When the bull goes bear, the boom is done
Illustration: John Spooner
WHEN the last great corporate mining optimist, Fortescue Metals, starts to pull in its investment horns it is a sure sign that the mining boom has been derailed.
Fortescue has to date been the most bullish of the major iron ore producers, and only in July it took on more debt to fund its long-term target of producing 155 million tonnes of iron ore annually by the middle of next year.
The plan to build Fortescue into a major producer has always been an exercise in operating against the odds, and over the past few months it's been a race against time.
Due to its highly leveraged structure, Fortescue needs serious cash flow to pay down its debt. So, it needs to maximise production to produce the cash. But thanks to the price of iron ore falling like a stone over the past couple of months, from $US135 a tonne in July to below $US90, the economics of the
Fortescue corporate plan has been placed under enormous pressure.
The only viable solution was to cut capital expenditure, slash costs and abandon the 155 million tonne production target or risk blowing up the balance sheet and the share price.
No amount of buying by chairman Andrew Forrest to prop up the share price has had any effect. Last week he soaked up $40 million of Fortescue stock but the share price has continued to head south.
The company has no option but to divert its remaining capex from higher-cost developments. Until the iron ore price recovers, the Kings deposit in the Solomon hub will be deferred, as will the completion of the fourth berth in the Port Hedland inner harbour.
This, combined with cost savings, will shave $1.6 billion from expenditure, which the group says (in combination with asset sales) will deliver the cash flow that had previously been expected for the 2013 financial year.
But the announcement, combined with some negative comment by a ratings agency, was enough to push the share price down. That was a boon for the short-sellers - those who had been placing bets on the company's share price falling - the most vocal of which has been US hedge fund investor Jim Chanos.
The free falling iron ore price has left the investment community with one major question - how low can it go? The glass half-full team at Fortescue take the view that the drop is a short term aberration and that in a couple of months it will recover to some extent - certainly above the crucial $US100 a tonne level and more likely to $US120.

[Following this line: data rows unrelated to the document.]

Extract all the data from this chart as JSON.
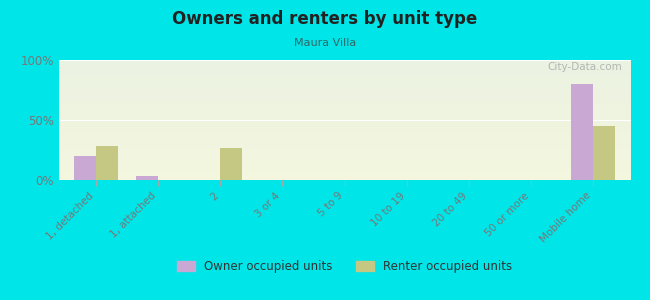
{
  "title": "Owners and renters by unit type",
  "subtitle": "Maura Villa",
  "categories": [
    "1, detached",
    "1, attached",
    "2",
    "3 or 4",
    "5 to 9",
    "10 to 19",
    "20 to 49",
    "50 or more",
    "Mobile home"
  ],
  "owner_values": [
    20,
    3,
    0,
    0,
    0,
    0,
    0,
    0,
    80
  ],
  "renter_values": [
    28,
    0,
    27,
    0,
    0,
    0,
    0,
    0,
    45
  ],
  "owner_color": "#c9a8d4",
  "renter_color": "#c5c882",
  "bg_color": "#00e5e8",
  "ylabel_ticks": [
    "0%",
    "50%",
    "100%"
  ],
  "ytick_vals": [
    0,
    50,
    100
  ],
  "ylim": [
    0,
    100
  ],
  "bar_width": 0.35,
  "watermark": "City-Data.com",
  "legend_owner": "Owner occupied units",
  "legend_renter": "Renter occupied units",
  "title_color": "#222222",
  "subtitle_color": "#336666",
  "tick_color": "#777777"
}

Until a few weeks ago the market believed there was a floor under the iron ore price because the high-cost Chinese producers would exit the market and take with them the excess production.
But that theory is now looking shaky. Only a week ago Fortescue chief executive Nev Power gave a speech in which he said the iron ore market was really hard to pick and that the large downward price movements were due to thin trading in the spot market. He said these were quite deceptive and didn't reflect underlying demand.
Forrest blames Chinese producers dumping excess inventory into the market which, once cleared, will pave the way for the price to move up again.
But the slowing economic growth out of China doesn't augur well for any price recovery, and neither does the fact that Chinese steel makers are hurting.
Fortescue probably pulled enough levers yesterday to escape any large funding problems but if the iron ore price continues to fall it will need to have a plan B.
Attempting to read this uncharted market is taxing the investment bank analysts who are now hedging their bets.
Citigroup, for example, said yesterday that predicting a bottom was not easy, given the potential for the spot market to get flooded as producers shift excess shipments into it. It expects prices to bottom at about $US90 a tonne and rally back to more than $US100 in the fourth quarter as high-cost Chinese capacity exits. But if this capacity does not exit, the downside will likely be greater and longer.
Because of its particular financial situation, Fortescue has had to undertake a more radical response. But, if commodity prices do not recover, plenty of other producers will be rethinking projects and investment pipelines.
Other companies have already put billions of dollars of capital projects under review. BHP Billiton is re-engineering its investment in Port Hedland (going with the cheaper option than the $20 billion expansion of the outer harbour) and the next stage of expansion at Olympic Dam is up in the air.
Curtailing investment will have a major flow-on effect to the broader economy - an effect that the government clearly doesn't want to focus on.
Prime Minister Julia Gillard says she believes reports declaring the end of the mining boom have been exaggerated, but concedes that the commodity price-boom phase has passed.
In contrast, her Mining Minister, Martin Ferguson, said exactly the opposite less than two weeks ago.
Releasing BC Iron's full-year results yesterday, managing director Mike Young acknowledged the falling price had ''everyone a little nervous at the moment''.
''My view is that very little is being said of the effect of the leadership transition in China going on right now.
''I expect that, following the election of China's next premier, Li Keqiang, you will see a loosening of monetary policy and systematic stimulus.''
However, the man most nervous about the commodity price fall would have to be Treasurer Wayne Swan, who has already allocated the money he believed the government would receive from the Mineral Resource Rent Tax to pay for an increase in superannuation contributions. So much for that.